バームとは、主に美容オイルワセリン、ミツロウなどをベースにした半固形(軟膏状)の化粧品のことです。水分をほとんど含まない脂質中心の組成であるため、肌の表面にピタッと密着して内側のうるおいを外へ逃がさない「蓋」のような役割を果たし、乾燥をはじめとする外的刺激から肌を保護することに優れています。

最大の特徴は、常温では半固形でありながら、皮膚に塗布すると「体温でとろけてなめらかなオイル状に変化する」という独自の物理的特性にあります。この性質を活かし、用途に合わせてスキンケア、ボディケアリップケアなどのさまざまなアイテムへと展開されています。なかでも代表的な種類である「保湿バーム(スキンケア・マルチバーム)」は、顔だけでなく、体、リップ、爪の周囲にいたるまで、乾燥が気になる全身のパーツへマルチに使用できる保湿アイテムとして確立されています。

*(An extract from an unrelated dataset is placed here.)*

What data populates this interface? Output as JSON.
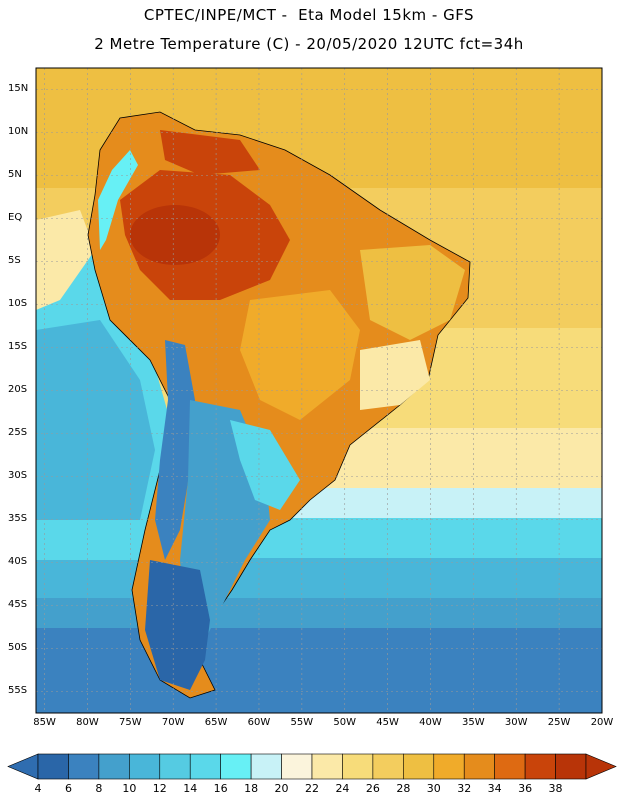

原材料に植物由来の天然脂質やオーガニック成分をメインに採用して作られた製品が多く、水分と油分のバランスが乱れてカサつきやすい敏感肌の方から、バリア機能が未熟な赤ちゃんの地肌への乾燥対策にいたるまで、肌質を問わず家族で幅広く愛用されている重要な保護用スキンケアアイテムです。

主なポイント

  • 油分ベースの半固形構造
    美容オイルやワセリン、ミツロウなどを主成分とし、水分をほとんど含まずに作られているため、カサつく地肌の表面へと濃密な油分の膜を形成し、外的刺激の侵入を物理的に遮断することができます。
  • 水分蒸散を防ぐ蓋の役割
    皮膚の最外層へ塗布されることで皮脂膜の代わりとして機能し、あらかじめ仕込んだ化粧水などの水分が空気中へと乾燥・蒸発していくのを防ぎ、潤いを長期間閉じ込める効果に優れています。
  • 体温でとろけるテクスチャー
    容器の中では扱いやすいソリッド(半固形)状を維持しつつ、指先にとって肌へ馴染ませることで液状のオイルへと滑らかに変化するため、摩擦による肌への物理的な負担を抑えて優しく伸ばすことが可能です。
  • 全身に使える高い実用性
    顔立ちのスキンケアだけに限定されず、ひじやひざ、指先のささくれ、くちびるの乾燥防止にいたるまで、これ一つで多角的なパーツケアの役割を補えるマルチバームとしての利便性を誇ります。
  • 肌に優しい成分構成
    マイルドな植物由来の油脂をベースに設計された製品が豊富に展開されているため、季節の変わり目の環境変化でゆらぎやすい敏感肌の方や、デリケートな赤ちゃんの保湿ケアとしても取り入れやすい性質を指します。